Servidores municipais da Saúde de Franca estão revoltados com uma determinação do prefeito Alexandre Ferreira (PSDB). Ele exigiu que, a partir do dia 2 de setembro, os servidores passem a cumprir a carga horária integral, que é de 40 horas semanais. Os funcionários dizem que há pelo menos 23 anos trabalham 30 horas. Na noite de ontem, cerca de 300 pessoas participaram de uma assembleia, no Teatro “Judas Iscariotes”, para discutir a possibilidade legal de redução da carga horária. “Já existe esse projeto na Câmara Federal”, disse o presidente do Sindicato dos Servidores de Franca, Fernando Nascimento.

Para a auxiliar de enfermagem Filotea Luzia da Silva Lima, “a reivindicação seria o que já existe de fato”. Ela disse que na prática os servidores da Saúde trabalham seis horas por dia. “Sabemos que não temos amparo legal. O nosso contrato é de 40 horas, mas a nossa realidade é de seis horas diárias”, admitiu.

Segundo os próprios servidores, a carga horária completa é cumprida apenas por quem trabalha no Pronto-socorro “Álvaro Azzuz”, no Centro Oftalmológico, na Casa do Diabético e nos PSFs (Programas de Saúde da Família). Servidores das UBSs (Unidades Básicas de Saúde) cumprem apenas 30 horas, apesar de terem sido contratados para uma jornada de 40 horas semanais.

No serviço público municipal há 17 anos, o auxiliar de serviços internos Wilson Campos Cardoso disse que os servidores esperam que a redução na jornada de trabalho seja legalizada e estendida a todos os funcionários da rede. “Nós não queremos prejudicar a população, mas queremos que todos trabalhem o mesmo tanto de horas. Os direitos são iguais para todos”, disse.
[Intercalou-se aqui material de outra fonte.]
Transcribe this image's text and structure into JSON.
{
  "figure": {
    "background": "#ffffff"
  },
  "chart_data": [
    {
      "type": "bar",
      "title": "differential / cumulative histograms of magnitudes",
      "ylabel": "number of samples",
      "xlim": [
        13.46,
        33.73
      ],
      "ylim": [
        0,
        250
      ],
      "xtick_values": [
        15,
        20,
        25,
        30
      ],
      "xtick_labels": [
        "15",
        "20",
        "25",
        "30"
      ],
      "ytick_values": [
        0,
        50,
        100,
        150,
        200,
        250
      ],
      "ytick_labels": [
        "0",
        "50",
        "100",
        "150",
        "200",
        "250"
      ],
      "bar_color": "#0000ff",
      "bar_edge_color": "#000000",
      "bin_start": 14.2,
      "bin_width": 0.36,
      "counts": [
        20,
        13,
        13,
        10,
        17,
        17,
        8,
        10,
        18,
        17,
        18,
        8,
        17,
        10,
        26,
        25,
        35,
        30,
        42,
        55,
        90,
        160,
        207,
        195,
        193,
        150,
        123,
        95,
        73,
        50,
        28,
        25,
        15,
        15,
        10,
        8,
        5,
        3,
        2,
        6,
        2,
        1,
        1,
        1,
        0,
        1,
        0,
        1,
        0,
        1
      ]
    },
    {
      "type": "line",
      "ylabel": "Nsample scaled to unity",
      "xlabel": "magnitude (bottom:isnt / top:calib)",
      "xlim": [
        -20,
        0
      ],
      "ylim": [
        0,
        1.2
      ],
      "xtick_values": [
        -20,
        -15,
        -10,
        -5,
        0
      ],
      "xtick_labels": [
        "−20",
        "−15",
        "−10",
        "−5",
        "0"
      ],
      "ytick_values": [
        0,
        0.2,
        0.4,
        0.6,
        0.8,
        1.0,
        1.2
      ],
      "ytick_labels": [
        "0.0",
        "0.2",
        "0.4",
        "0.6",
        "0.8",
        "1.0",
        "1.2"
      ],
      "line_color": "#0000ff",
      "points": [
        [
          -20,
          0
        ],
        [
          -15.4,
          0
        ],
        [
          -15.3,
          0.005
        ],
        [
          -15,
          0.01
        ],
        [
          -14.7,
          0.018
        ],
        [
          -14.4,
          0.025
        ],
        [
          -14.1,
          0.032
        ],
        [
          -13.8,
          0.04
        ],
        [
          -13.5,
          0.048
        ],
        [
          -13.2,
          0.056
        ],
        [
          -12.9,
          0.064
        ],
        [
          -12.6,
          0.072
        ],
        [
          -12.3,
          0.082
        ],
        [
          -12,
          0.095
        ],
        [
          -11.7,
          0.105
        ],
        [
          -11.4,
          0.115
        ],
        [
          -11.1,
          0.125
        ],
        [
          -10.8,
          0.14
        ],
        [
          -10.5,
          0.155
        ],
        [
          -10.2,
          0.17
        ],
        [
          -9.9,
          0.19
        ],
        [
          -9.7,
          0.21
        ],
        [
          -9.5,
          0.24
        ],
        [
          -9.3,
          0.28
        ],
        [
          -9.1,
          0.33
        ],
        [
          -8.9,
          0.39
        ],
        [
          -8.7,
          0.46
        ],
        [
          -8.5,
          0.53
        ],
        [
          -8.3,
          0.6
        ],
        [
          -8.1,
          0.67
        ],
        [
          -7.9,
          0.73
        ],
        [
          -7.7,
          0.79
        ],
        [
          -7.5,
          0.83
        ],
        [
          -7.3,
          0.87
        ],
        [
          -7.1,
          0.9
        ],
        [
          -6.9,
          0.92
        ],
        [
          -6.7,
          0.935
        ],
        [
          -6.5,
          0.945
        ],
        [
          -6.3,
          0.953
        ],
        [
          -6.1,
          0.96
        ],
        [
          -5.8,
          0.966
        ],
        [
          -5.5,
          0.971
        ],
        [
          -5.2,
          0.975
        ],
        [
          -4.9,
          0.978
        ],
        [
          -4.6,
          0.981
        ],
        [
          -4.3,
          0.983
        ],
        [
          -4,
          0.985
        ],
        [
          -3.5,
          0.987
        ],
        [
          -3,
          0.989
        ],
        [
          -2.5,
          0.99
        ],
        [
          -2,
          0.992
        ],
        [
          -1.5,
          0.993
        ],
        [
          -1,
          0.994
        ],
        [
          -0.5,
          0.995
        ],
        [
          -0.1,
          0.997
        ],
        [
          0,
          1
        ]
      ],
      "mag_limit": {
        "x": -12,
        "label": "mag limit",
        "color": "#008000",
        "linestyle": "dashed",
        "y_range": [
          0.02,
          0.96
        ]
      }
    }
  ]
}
Os servidores pedem a redução da carga horária sem impacto nos salários. “Isso é possível. Já foi proposto na outra gestão. Sempre que muda de prefeito vem à tona essa questão”, disse Nascimento.

Na reunião de ontem ficou definido que o departamento jurídico do sindicato, em conjunto com o vereador Luiz Vergara (PSB), elaborará um Projeto de Lei para regulamentar a carga horária de seis horas semanais. A esperança é de que o projeto seja concluído até a próxima segunda-feira, para poder ser apreciado pela Câmara na próxima sessão, no dia 27.

Pressão
O vereador Vergara se comprometeu a apresentar o projeto na próxima sessão e orientou os funcionários a pressionarem os vereadores. Disse que mesmo que a Câmara aprove, existe a possibilidade de o prefeito vetar. “Aí, os vereadores podem derrubar o veto”, afirmou.